Radioteleskop gigant, którego czasza będzie mieć ponad 90 metrów średnicy, powstanie w Borach Tucholskich. Inwestycja może kosztować nawet 200 milionów złotych. Idea zrodziła się w Centrum Astronomii UMK w Toruniu.
Jak boisko piłkarskie
- To będzie wiodący tego typu instrument na świecie - nie kryje dumy prof. Marian Szymczak z Centrum Astronomii.
Nowe urządzenie będzie trzy razy większe od dotychczasowego polskiego rekordzisty - radioteleskopu "Kopernik", którego średnica wynosi 32 metry. - Będzie wielkości boiska piłkarskiego - opisuje prof. Szymczak.
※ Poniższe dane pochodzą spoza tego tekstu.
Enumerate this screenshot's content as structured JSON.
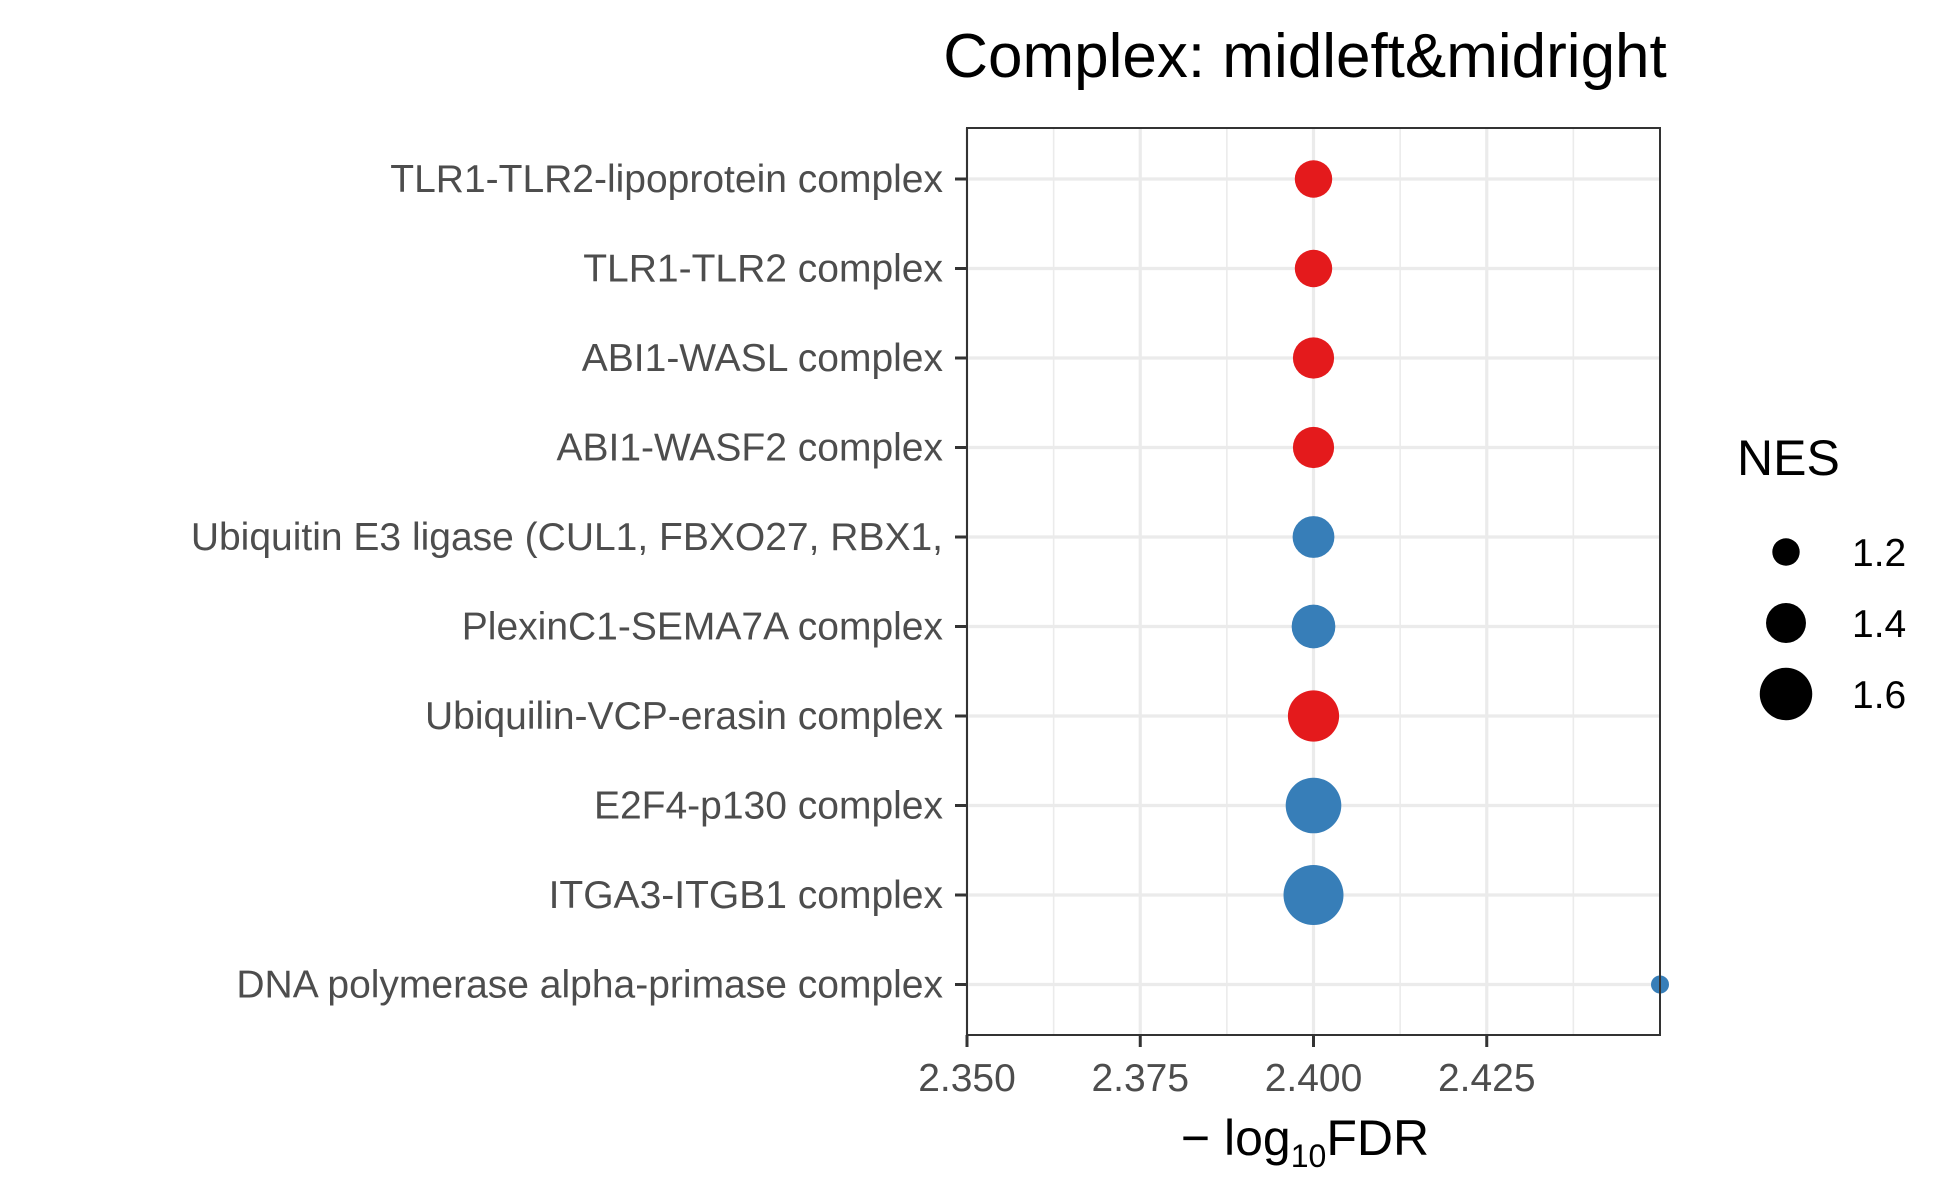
{
  "chart_data": {
    "type": "scatter",
    "title": "Complex: midleft&midright",
    "xlabel": {
      "prefix": "− log",
      "subscript": "10",
      "suffix": "FDR"
    },
    "xlim": [
      2.35,
      2.45
    ],
    "xticks": [
      2.35,
      2.375,
      2.4,
      2.425
    ],
    "xtick_labels": [
      "2.350",
      "2.375",
      "2.400",
      "2.425"
    ],
    "grid": true,
    "categories": [
      "TLR1-TLR2-lipoprotein complex",
      "TLR1-TLR2 complex",
      "ABI1-WASL complex",
      "ABI1-WASF2 complex",
      "Ubiquitin E3 ligase (CUL1, FBXO27, RBX1,",
      "PlexinC1-SEMA7A complex",
      "Ubiquilin-VCP-erasin complex",
      "E2F4-p130 complex",
      "ITGA3-ITGB1 complex",
      "DNA polymerase alpha-primase complex"
    ],
    "points": [
      {
        "category": "TLR1-TLR2-lipoprotein complex",
        "x": 2.4,
        "nes": 1.36,
        "direction": "up"
      },
      {
        "category": "TLR1-TLR2 complex",
        "x": 2.4,
        "nes": 1.36,
        "direction": "up"
      },
      {
        "category": "ABI1-WASL complex",
        "x": 2.4,
        "nes": 1.42,
        "direction": "up"
      },
      {
        "category": "ABI1-WASF2 complex",
        "x": 2.4,
        "nes": 1.42,
        "direction": "up"
      },
      {
        "category": "Ubiquitin E3 ligase (CUL1, FBXO27, RBX1,",
        "x": 2.4,
        "nes": 1.43,
        "direction": "down"
      },
      {
        "category": "PlexinC1-SEMA7A complex",
        "x": 2.4,
        "nes": 1.46,
        "direction": "down"
      },
      {
        "category": "Ubiquilin-VCP-erasin complex",
        "x": 2.4,
        "nes": 1.58,
        "direction": "up"
      },
      {
        "category": "E2F4-p130 complex",
        "x": 2.4,
        "nes": 1.65,
        "direction": "down"
      },
      {
        "category": "ITGA3-ITGB1 complex",
        "x": 2.4,
        "nes": 1.72,
        "direction": "down"
      },
      {
        "category": "DNA polymerase alpha-primase complex",
        "x": 2.45,
        "nes": 1.05,
        "direction": "down"
      }
    ],
    "colors": {
      "up": "#e41a1c",
      "down": "#377eb8"
    },
    "legend": {
      "title": "NES",
      "position": "right",
      "entries": [
        {
          "label": "1.2",
          "value": 1.2
        },
        {
          "label": "1.4",
          "value": 1.4
        },
        {
          "label": "1.6",
          "value": 1.6
        }
      ]
    }
  }
}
Nieprzypadkowa lokalizacja
Lokalizację w Borach Tucholskich, z dala od terenów miejskich, wybrano nieprzypadkowo. - Zakłócenia cywilizacyjne są tak silne, że astronomie muszą uciekać w obszary bardzo słabo zurbanizowane. Tak dla przykładu, największe inwestycje będą realizowane na pustyniach w Australii czy Republice Południowej Afryki - wyjaśnia prof. Szymczak.
Dokładnie zbada Kosmos
Prof. Andrzej Kus z Centrum Astronomii UMK tłumaczy, że urządzenie zostanie wyposażone w szerokopasmowe systemy odbiorcze. - Radioteleskop będzie posiadał ogromną liczbę matryc odbiorczych, które będą zbierać zdecydowanie więcej informacji. Teleskop przyszłości będzie wyposażony w rodzaj kamery cyfrowej CCD opartej na falach radiowych. Będzie wykonywał bardzo skomplikowane pomiary parametrów promieniowania we wszystkich możliwych dziedzinach - wyjaśnia prof. Kus.
Jak antena satelitarna
Nowe urządzenie będzie trochę jak gigantyczna antena satelitarna, odbierająca sygnały z Kosmosu.
- Przypomnę, że anteny satelitarne są wzorowane na radioteleskopach. Idea jest ta sama: bardzo czuły system odbiorczy nakierowany na obiekt, który emituje fale radiowe. W przypadku anteny satelitarnej chodzi o przekaz informacji, programów radiowych i telewizyjnych. W przypadku radioteleskopów astronomicznych chodzi o badania naturalnego promieniowania przez różne obiekty, których warunków nie da się odtworzyć w warunkach laboratoryjnych na Ziemi - tłumaczy naukowiec.
Naukowcy dzięki nowemu radioteleskopowi chcąc badać prawa fizyki w Kosmosie. - Naszym celem jest odpowiedź na pytanie czy prawa przyrody są uniwersalne i w każdym miejscu we Wszechświecie obowiązują zasady, które znamy na Ziemi - wyjaśnia prof. Kus.